James Bottomley wrote:
I'm not sure your conclusions necessarily follow your data. What was
the reason for the TASK ABORTED (I'd guess QErr settings, right)?
It was my desire/curiosity during tests of SCST (http://scst.sf.net),
when it working with several initiators with different transports over
the same set of devices, each of them having with TAS bit in the control
mode page set. According to SAM, in this case TASK ABORTED status can be
returned at any time, similarly to QUEUE FULL, i.e. IMHO such command
just should be retried. But QUEUE FULL status handled well, but TASK
ABORTED leads to filesystem corruption.
So this is with a soft target implementation ... so it could be an
ordering issue inside the target that's causing the filesystem
corruption on error.
Target offers no ordering guarantees for SIMPLE commands and frankly
says that to initiator via QUEUE ALGORITHM MODIFIER value 1 in the
control mode page. As we know, initiator doesn't use ORDERED tags (and
it really doesn't use them according to the logs), so if it's an
ordering issue, it's at the initiator's side.

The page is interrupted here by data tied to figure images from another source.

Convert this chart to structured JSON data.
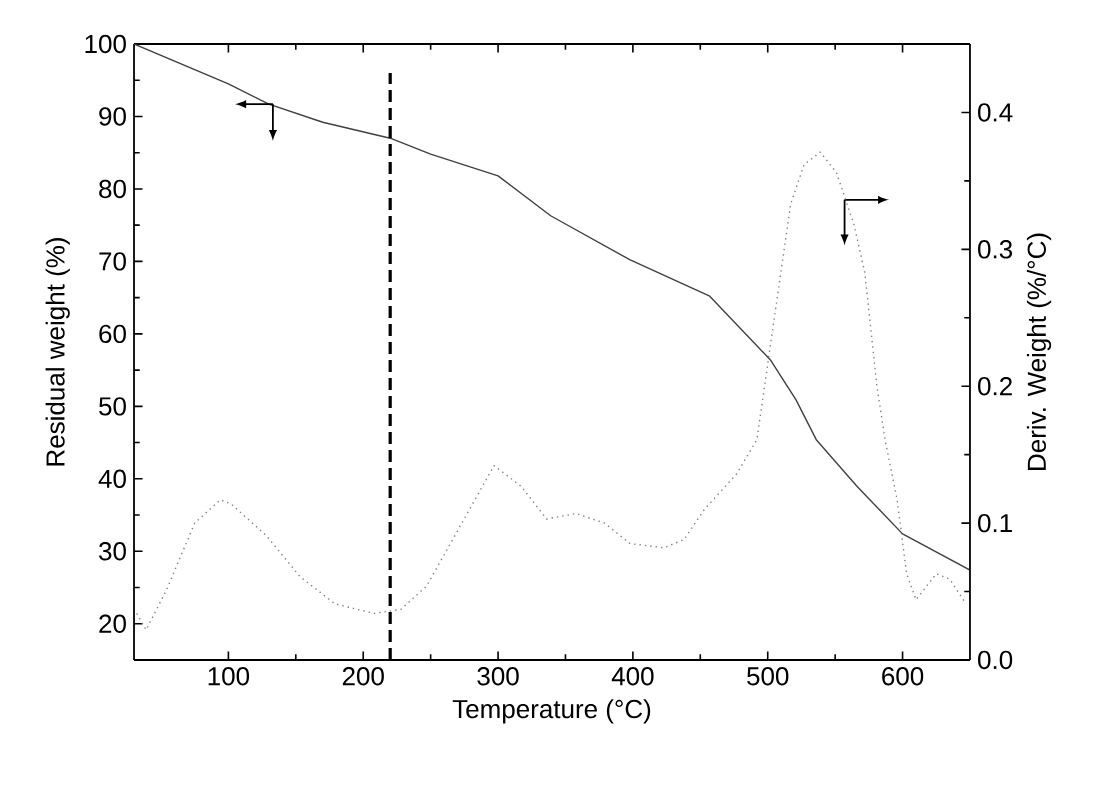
{
  "chart_data": {
    "type": "line",
    "xlabel": "Temperature (°C)",
    "ylabel": "Residual weight (%)",
    "y2label": "Deriv. Weight (%/°C)",
    "xlim": [
      30,
      650
    ],
    "xticks": [
      100,
      200,
      300,
      400,
      500,
      600
    ],
    "ylim": [
      15,
      100
    ],
    "yticks": [
      20,
      30,
      40,
      50,
      60,
      70,
      80,
      90,
      100
    ],
    "y2lim": [
      0,
      0.45
    ],
    "y2ticks": [
      {
        "value": 0,
        "label": "0.0"
      },
      0.1,
      0.2,
      0.3,
      0.4
    ],
    "grid": false,
    "marker": "none",
    "ref_lines": [
      {
        "axis": "x",
        "value": 220,
        "color": "#000000",
        "line_style": "dashed"
      }
    ],
    "series": [
      {
        "color": "#404040",
        "line_style": "solid",
        "x": [
          30,
          100,
          130,
          170,
          220,
          250,
          300,
          339,
          398,
          457,
          502,
          521,
          536,
          566,
          600,
          650
        ],
        "values": [
          100,
          94.5,
          91.7,
          89.2,
          87,
          84.8,
          81.8,
          76.3,
          70.2,
          65.2,
          56.4,
          50.9,
          45.4,
          39,
          32.4,
          27.4
        ]
      },
      {
        "color": "#808080",
        "line_style": "dotted",
        "axis": "y2",
        "x": [
          32,
          39,
          54,
          75,
          94,
          102,
          128,
          153,
          179,
          208,
          228,
          247,
          272,
          297,
          317,
          336,
          358,
          379,
          398,
          423,
          438,
          453,
          477,
          492,
          502,
          509,
          517,
          527,
          539,
          551,
          564,
          572,
          581,
          587,
          596,
          603,
          610,
          625,
          635,
          647
        ],
        "values": [
          0.034,
          0.022,
          0.051,
          0.1,
          0.117,
          0.114,
          0.091,
          0.061,
          0.041,
          0.034,
          0.037,
          0.054,
          0.098,
          0.142,
          0.127,
          0.103,
          0.107,
          0.1,
          0.085,
          0.082,
          0.088,
          0.11,
          0.136,
          0.161,
          0.23,
          0.278,
          0.333,
          0.362,
          0.371,
          0.356,
          0.318,
          0.283,
          0.2,
          0.161,
          0.117,
          0.063,
          0.044,
          0.063,
          0.059,
          0.041
        ]
      }
    ]
  }
}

if you specifically set TAS=1 you're giving up the right to know what
caused the command termination. With insufficient information, it's
really unsafe to simply retry, which is why the mid layer just returns
TASK ABORTED as an error. If you set TAS=0 we'll get a check
condition/unit attention explaining what happened (usually commands
cleared by another initiator) and we'll explicitly do the right thing
based on the sense data.
But having TAS=1 is legal, right? So it should be handled well. If
TAS=0, TASK ABORTED can't be returned, it would be illegal. So, TASK
ABORTED status can only be returned with TAS=1.
Driving with your handbrake on is legal too ... that doesn't mean you
should do it ... and it certainly doesn't give you a legitimate
complaint against the manufacturer of your car for excessive brake pad
wear.
We handle TASK ABORTED as well as we can (by failing it). For better
handling set TAS=0 and we'll handle the individual cases according to
the sense codes.
So, should I consider your words as you think that it's perfectly fine
to corrupt file system for devices with TAS=1? Absolutely legal devices,
repeat. Hence, in your opinion, no further investigation should be done?
Logic wouldn't support such a conclusion.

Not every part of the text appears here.